The pressure was on but the fans were eager, and the first two episodes have been a wild success. Already it shows signs of the same creative evolution that graced the original show. While the first installment, The Oozing Brain, was funny and entertaining, it was immensely simple. There were no breaks, no host segments, just five folks in silhouettes while the movie played. The second episode, Doomsday Machine, shows a marked progression in concept: the iconic character silhouettes are no longer confined to the theater, now they can be seen over the opening credits as the Riffers (Joel Hodgson, J. Elvis Weinstein, Trace Beaulieu, Mary Jo Pehl, and Frank Conniff) walk and joke their way down a long corridor, receiving instruction from government officials. The premise is that these movies are so awful that they somehow threaten reality and all digital media, and we need the Cinematic Titanic crew to save us.
The added element of cornball science fiction will inevitably draw MORE comparison to the original show, but the Titanic crew is ready. In the opening of the second episode one of the government officials remarks, “We noticed you don’t have any of the robots with you.”
To which Trace answers, “Oh, we don’t do that anymore, it’s just us now.”
“Oh,” the official replies. “So it’s not just a copyright thing?”
But while the new show has dropped a lot of the MST3K trappings, so far it hasn’t lost its sense of humor. Doomsday Machine is hilarious, and ranks with the legendary MST3K episodes such as Pod People, Cave Dwellers, and Manos: The Hands of Fate.
What makes both shows so fun, and ultimately successful, is that everyone of every age LOVES bad movies. Cinematic Titanic is a humor bridge to all demographics. Geeks love the sci-fi themes, youngins love the silly violence that often accompanies the cult films, and the quick wit and intelligent riffing appeals to the hipsters and cinema connoisseurs that attended the L.A. Film Festival this past week.
It’s been two decades since Joel and the gang first churned out shoe-string budget shows for local television, and I wonder what it’s like to perform live to an L.A. festival crowd, decked out in dress clothes instead of jumpsuits from the Gizmonic Institute, using director chairs and mic stands instead of homemade props.
This gang has contributed 20 years of comedy gold to pop-culture; they’ve coined phrases, created iconic characters (the robot Tom Servo has cameoed on Homestar Runner, 3rd Rock from the Sun, and Futurama), and built a fan base so strong that when they made the second episode of Cinematic Titanic available for download on June 19th, the high demand immediately crashed the server for a few hours.

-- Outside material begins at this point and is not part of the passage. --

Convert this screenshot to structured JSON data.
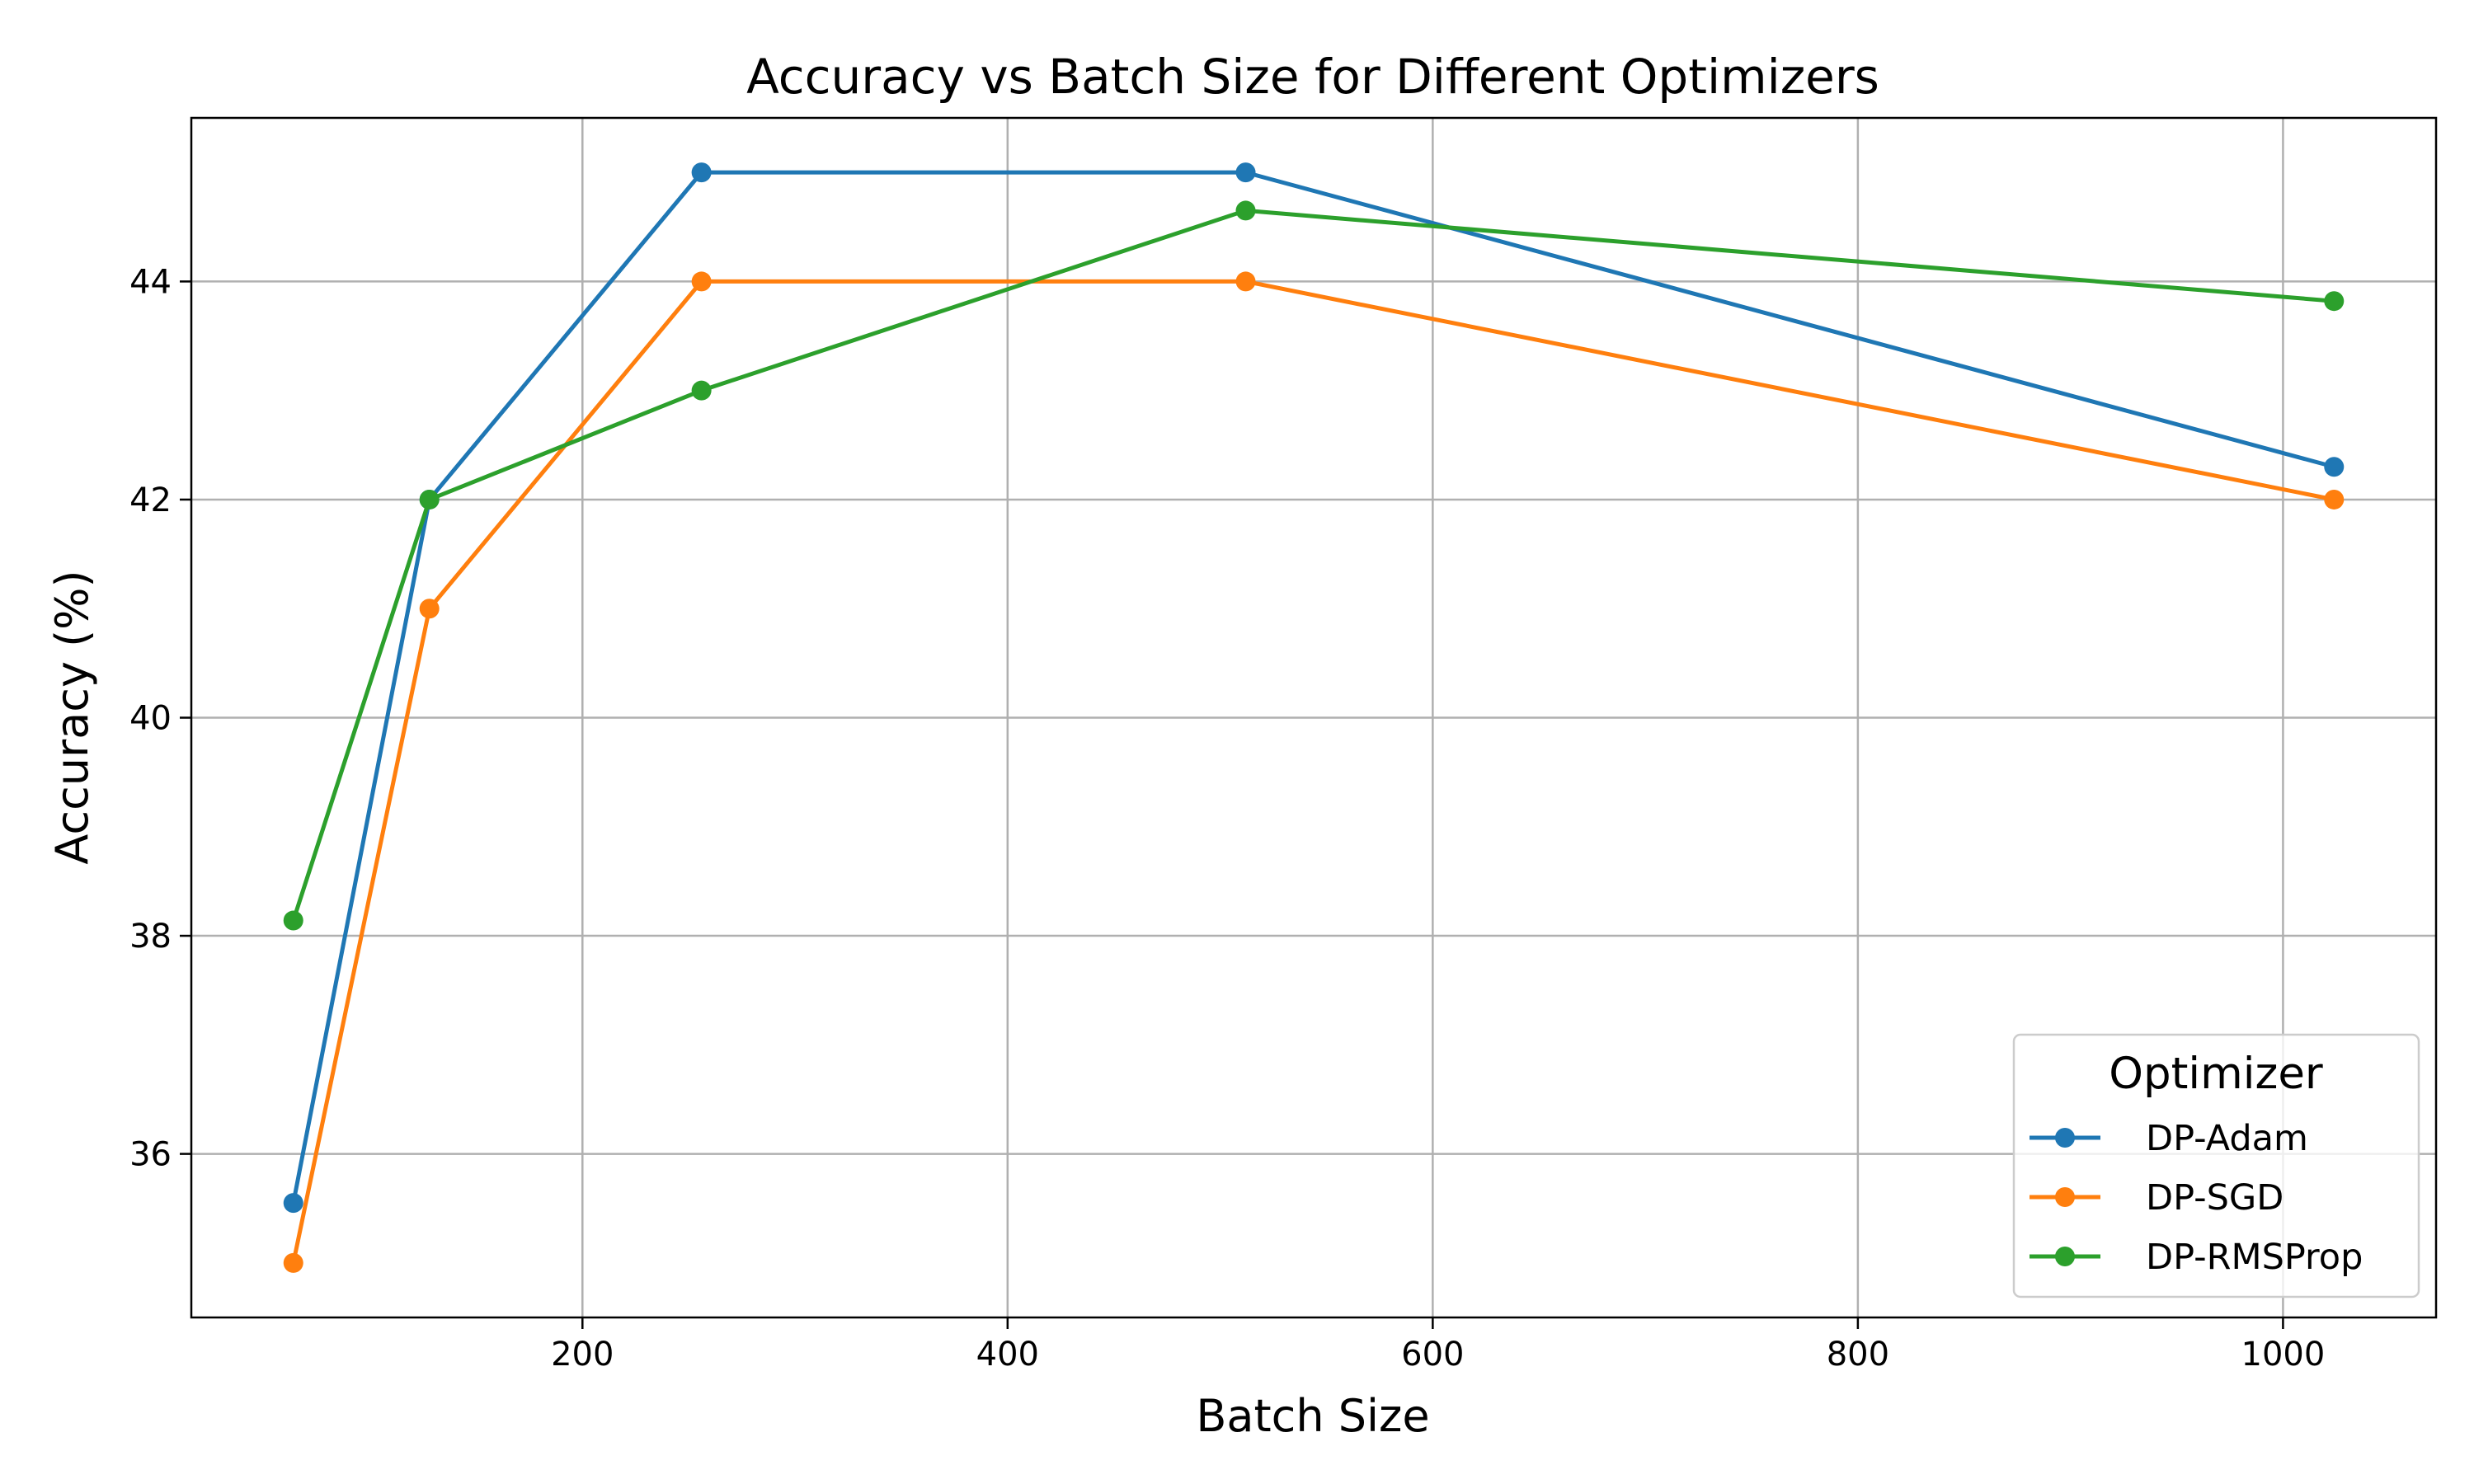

So it was easy to imagine, when the Hollywood Bowl launched fireworks halfway through their live performance last Saturday night, that the booms, echoes, and colored light were for them.
Alas not.
But then this awkward moment morphed into serendipity when Joel looked up at the screen to see the colored light reflecting off the image of an astronaut staring at a spaceship portal and quipped, “We’re under attack from the Bowl!”
Fitting, from a guy who stepped out of the Hollywood mainstream and made a name, legacy, and living by poking fun at the world he left behind.